Thema 1 - Experimenten Flashcards
Doel van een experiment
- Het gros van psychologische onderzoek stelt de vraag waarom een bepaald gedrag zich voordoet.
- De enige manier om causaliteit vast te stellen is via een experiment.
- Alle typen experimenten hebben met elkaar gemeen dat condities of procedures onder strenge controle worden gehouden of gemanipuleerd (‘treatments’).
Mill’s methode (naar John Stuart Mill)
Het vergelijken van de gevonden effecten in een groep met de effecten in een groep die geen treatment kreeg. In Mill’s concept van controlegroepen dienen experimenten twee vormen van bewijs te leveren:
* Methode van overeenkomst: een experiment moet aantonen dat indien X zich voordoet, Y zich ook voordoet. –> als er minstens 2 situaties zijn waarin Y zich voordoet en X is in beide gevallen aanwezig, dan is X een ‘voldoende voorwaarde’ voor Y, oftewel X is dan voldoende om het effect in Y in gang te zetten.
Schematisch: experimentele groep: Als X, dan Y
* Methode van verschil: als X zich niet voordoet (-X) dan mag Y zich ook niet voordoen. –> het vermoedde effect Y is afwezig als het vermoedde effect X afwezig is, dan is X een ‘noodzakelijke voorwaarde’ voor Y, oftewel X is dan absoluut onmisbaar om het effect in Y in gang te zetten.
Schematisch: controlegroep: Als -X, dan -Y
–> een goede onderzoeker test beide claims: dat iets waar is EN dat het niet waar is.
2 hoofdcategorieën van experimenten
- Zuivere experimenten (volledig gerandomiseerde experimenten)
- Quasi-experimenten
2 soorten ontwerpen (designs)
- tussen-proefpersoons ontwerpen (between-subjects designs)

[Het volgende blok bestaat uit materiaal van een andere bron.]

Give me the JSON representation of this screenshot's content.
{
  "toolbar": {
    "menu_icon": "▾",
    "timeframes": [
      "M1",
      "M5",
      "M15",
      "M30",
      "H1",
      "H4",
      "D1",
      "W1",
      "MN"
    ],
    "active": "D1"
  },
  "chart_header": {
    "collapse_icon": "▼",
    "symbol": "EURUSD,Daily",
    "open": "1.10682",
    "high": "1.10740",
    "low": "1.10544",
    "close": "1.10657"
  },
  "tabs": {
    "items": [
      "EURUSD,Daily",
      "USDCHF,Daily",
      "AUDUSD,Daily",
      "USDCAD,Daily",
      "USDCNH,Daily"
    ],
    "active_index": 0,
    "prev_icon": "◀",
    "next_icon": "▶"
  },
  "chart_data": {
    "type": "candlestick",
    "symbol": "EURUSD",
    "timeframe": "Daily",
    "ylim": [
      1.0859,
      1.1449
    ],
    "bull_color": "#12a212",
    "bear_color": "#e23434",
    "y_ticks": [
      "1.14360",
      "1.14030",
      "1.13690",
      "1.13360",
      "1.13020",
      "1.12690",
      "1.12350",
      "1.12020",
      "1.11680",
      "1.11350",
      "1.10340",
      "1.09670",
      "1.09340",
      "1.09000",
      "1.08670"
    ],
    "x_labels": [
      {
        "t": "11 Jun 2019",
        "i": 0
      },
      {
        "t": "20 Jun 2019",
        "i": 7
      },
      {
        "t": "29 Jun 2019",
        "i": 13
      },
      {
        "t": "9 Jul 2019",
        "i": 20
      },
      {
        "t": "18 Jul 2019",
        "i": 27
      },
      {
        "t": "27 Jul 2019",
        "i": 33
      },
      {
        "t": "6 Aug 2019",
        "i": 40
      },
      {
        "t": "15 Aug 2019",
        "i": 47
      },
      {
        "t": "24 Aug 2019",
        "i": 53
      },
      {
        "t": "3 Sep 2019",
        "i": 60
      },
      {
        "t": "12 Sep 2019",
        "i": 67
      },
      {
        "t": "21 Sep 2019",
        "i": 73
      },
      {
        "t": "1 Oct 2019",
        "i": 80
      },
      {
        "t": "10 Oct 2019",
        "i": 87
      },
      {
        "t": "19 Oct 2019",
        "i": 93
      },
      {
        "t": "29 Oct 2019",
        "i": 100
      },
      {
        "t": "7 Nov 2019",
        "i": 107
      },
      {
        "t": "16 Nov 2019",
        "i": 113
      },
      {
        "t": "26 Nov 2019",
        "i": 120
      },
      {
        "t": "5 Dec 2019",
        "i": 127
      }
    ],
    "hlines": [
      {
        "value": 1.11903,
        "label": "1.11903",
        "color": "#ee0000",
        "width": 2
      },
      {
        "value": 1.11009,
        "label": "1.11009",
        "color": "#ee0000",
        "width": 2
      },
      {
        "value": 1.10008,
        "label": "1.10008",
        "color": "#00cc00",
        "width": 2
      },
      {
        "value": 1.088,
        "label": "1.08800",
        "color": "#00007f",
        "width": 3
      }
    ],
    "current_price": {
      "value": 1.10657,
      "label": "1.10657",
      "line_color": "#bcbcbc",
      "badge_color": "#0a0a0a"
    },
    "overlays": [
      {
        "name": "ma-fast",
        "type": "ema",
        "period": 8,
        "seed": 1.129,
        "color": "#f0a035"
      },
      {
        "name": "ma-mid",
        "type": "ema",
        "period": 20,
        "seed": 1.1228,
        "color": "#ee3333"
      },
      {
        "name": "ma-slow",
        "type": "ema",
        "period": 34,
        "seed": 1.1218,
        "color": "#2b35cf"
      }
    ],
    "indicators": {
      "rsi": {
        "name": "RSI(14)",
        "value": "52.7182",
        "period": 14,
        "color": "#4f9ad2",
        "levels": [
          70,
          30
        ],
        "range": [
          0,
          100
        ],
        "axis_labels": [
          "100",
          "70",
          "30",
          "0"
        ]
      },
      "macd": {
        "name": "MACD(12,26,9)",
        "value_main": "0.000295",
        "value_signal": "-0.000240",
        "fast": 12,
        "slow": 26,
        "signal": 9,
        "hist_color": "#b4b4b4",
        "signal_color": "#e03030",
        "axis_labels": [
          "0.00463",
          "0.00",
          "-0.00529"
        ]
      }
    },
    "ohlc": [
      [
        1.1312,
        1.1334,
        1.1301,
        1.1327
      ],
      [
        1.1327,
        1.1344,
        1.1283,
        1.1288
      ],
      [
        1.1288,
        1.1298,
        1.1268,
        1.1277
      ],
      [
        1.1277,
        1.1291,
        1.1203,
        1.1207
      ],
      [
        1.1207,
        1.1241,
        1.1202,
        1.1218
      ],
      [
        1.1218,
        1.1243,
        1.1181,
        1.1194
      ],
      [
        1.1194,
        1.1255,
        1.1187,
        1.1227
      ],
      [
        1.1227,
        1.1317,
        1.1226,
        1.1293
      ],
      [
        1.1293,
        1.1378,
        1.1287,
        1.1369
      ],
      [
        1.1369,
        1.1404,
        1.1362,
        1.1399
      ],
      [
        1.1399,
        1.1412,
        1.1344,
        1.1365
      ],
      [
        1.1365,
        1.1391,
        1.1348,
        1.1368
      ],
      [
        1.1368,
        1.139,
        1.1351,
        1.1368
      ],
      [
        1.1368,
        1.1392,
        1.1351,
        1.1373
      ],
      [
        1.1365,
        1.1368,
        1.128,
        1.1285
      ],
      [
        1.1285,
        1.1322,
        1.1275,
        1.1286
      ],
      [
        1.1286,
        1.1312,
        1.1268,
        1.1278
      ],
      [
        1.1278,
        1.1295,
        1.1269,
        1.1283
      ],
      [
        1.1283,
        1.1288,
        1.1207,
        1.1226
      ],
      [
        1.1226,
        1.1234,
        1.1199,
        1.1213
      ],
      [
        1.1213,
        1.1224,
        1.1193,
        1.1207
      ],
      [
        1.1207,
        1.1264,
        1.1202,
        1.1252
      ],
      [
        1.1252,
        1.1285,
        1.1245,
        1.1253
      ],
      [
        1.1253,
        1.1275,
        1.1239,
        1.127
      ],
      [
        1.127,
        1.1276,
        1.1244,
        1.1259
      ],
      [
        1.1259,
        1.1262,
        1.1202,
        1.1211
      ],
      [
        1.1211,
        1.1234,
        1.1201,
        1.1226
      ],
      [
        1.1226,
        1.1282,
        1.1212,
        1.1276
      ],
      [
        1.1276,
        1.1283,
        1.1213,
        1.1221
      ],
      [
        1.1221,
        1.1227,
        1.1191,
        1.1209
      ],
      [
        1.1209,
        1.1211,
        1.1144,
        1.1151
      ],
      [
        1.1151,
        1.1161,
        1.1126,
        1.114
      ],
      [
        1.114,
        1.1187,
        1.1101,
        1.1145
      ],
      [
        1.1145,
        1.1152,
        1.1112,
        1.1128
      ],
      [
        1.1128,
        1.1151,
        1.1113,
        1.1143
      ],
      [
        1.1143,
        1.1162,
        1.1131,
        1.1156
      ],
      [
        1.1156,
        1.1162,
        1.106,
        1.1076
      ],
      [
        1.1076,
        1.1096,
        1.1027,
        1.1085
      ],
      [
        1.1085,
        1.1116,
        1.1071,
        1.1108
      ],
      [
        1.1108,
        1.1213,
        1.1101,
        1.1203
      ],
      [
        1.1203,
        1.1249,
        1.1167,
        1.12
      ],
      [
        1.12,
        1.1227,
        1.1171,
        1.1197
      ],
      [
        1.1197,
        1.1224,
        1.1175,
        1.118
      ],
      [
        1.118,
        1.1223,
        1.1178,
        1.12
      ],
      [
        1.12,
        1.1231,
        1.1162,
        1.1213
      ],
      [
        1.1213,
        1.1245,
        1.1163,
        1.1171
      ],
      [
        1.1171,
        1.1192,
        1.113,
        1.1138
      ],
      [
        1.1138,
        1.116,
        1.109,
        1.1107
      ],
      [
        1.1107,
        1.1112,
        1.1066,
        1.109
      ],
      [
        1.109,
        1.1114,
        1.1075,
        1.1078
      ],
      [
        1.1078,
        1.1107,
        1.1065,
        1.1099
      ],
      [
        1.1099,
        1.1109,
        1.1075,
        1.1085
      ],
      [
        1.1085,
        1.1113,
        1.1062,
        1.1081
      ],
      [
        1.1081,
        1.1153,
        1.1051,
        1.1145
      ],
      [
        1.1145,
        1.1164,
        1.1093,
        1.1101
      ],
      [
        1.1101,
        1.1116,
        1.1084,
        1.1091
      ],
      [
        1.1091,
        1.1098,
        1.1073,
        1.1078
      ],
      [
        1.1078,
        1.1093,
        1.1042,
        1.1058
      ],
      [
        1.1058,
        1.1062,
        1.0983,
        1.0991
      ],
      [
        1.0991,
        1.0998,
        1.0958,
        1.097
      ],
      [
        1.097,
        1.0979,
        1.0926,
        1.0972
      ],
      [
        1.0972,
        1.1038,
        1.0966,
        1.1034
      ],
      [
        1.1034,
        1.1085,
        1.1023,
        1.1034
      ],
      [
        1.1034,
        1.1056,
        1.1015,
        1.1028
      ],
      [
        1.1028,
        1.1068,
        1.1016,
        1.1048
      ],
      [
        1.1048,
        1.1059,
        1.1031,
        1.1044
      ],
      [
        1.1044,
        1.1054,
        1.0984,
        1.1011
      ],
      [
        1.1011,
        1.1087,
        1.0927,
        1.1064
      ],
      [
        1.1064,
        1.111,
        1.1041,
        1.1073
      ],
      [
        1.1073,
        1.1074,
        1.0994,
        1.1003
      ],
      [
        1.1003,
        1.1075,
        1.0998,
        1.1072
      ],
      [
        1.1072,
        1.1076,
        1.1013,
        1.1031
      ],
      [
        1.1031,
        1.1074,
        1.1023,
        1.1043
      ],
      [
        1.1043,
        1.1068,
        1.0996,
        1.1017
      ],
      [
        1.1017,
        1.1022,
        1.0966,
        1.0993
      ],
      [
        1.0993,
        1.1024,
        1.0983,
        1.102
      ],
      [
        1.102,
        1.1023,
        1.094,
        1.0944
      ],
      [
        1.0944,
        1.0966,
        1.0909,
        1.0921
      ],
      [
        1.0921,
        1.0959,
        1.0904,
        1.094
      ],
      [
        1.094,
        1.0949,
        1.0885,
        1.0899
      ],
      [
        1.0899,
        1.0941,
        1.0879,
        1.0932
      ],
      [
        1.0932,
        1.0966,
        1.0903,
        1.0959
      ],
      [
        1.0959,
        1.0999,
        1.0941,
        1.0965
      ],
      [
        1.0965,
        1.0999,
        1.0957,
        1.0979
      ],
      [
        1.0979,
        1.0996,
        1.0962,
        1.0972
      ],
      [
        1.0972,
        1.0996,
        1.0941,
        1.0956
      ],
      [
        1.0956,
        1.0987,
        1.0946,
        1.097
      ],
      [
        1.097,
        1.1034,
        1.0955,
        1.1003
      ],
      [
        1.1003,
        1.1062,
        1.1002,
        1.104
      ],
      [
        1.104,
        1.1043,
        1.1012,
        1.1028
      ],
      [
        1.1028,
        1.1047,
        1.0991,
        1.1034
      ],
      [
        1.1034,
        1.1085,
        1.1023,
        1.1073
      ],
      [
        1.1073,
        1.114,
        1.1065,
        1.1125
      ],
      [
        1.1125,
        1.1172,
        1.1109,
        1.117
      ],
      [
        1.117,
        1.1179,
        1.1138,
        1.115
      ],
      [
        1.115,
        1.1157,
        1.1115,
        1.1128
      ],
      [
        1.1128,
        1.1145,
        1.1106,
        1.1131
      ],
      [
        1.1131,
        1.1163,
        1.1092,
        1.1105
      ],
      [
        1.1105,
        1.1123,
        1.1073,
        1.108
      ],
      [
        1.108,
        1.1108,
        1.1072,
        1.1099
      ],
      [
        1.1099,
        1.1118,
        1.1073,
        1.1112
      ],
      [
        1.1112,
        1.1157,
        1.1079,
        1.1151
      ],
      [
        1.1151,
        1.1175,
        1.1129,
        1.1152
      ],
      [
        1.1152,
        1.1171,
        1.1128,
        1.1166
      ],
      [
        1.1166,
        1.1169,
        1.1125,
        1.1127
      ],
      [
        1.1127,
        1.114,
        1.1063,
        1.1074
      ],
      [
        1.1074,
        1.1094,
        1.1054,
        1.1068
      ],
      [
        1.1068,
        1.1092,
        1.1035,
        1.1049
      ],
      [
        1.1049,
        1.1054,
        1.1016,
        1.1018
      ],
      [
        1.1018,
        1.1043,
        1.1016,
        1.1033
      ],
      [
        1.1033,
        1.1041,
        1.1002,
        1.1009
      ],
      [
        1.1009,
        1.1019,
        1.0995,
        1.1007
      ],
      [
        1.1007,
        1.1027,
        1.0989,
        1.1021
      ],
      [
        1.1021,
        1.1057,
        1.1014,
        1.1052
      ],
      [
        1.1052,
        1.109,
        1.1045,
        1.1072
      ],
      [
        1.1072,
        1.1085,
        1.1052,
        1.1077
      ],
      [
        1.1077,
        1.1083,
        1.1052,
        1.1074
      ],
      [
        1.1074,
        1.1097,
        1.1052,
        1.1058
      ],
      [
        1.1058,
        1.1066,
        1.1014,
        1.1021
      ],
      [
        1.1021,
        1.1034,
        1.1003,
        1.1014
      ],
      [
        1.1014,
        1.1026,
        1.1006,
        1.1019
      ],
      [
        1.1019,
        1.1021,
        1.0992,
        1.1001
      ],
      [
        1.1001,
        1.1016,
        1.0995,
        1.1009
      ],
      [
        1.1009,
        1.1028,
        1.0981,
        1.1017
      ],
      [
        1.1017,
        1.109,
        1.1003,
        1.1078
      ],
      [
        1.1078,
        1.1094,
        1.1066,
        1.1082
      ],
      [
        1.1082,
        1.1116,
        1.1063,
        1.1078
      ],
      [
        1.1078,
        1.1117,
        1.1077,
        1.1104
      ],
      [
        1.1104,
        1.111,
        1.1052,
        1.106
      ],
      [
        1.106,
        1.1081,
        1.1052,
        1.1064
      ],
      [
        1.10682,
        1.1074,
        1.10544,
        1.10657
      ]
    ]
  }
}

- binnen-proefpersoons ontwerpen (within-subjects designs)
Zuiver experiment
In een zuiver experiment wordt randomisatie toegepast om proefpersonen aan experimentele condities of manipulaties toe te wijzen.
Het is niet van belang hoe proefpersonen in de steekproef terecht zijn gekomen, maar wel hoe ze in hun experimentele conditie terecht zijn gekomen.
Quasi experiment
In een quasi-experiment wordt geobserveerd en gemanipuleerd in ‘bestaande’ groepen.
Er wordt dus niet gerandomiseerd bij de toewijzing van deelnemers aan condities. Dit maakt quasiexperimentele designs iets zwakker dan zuivere experimenten.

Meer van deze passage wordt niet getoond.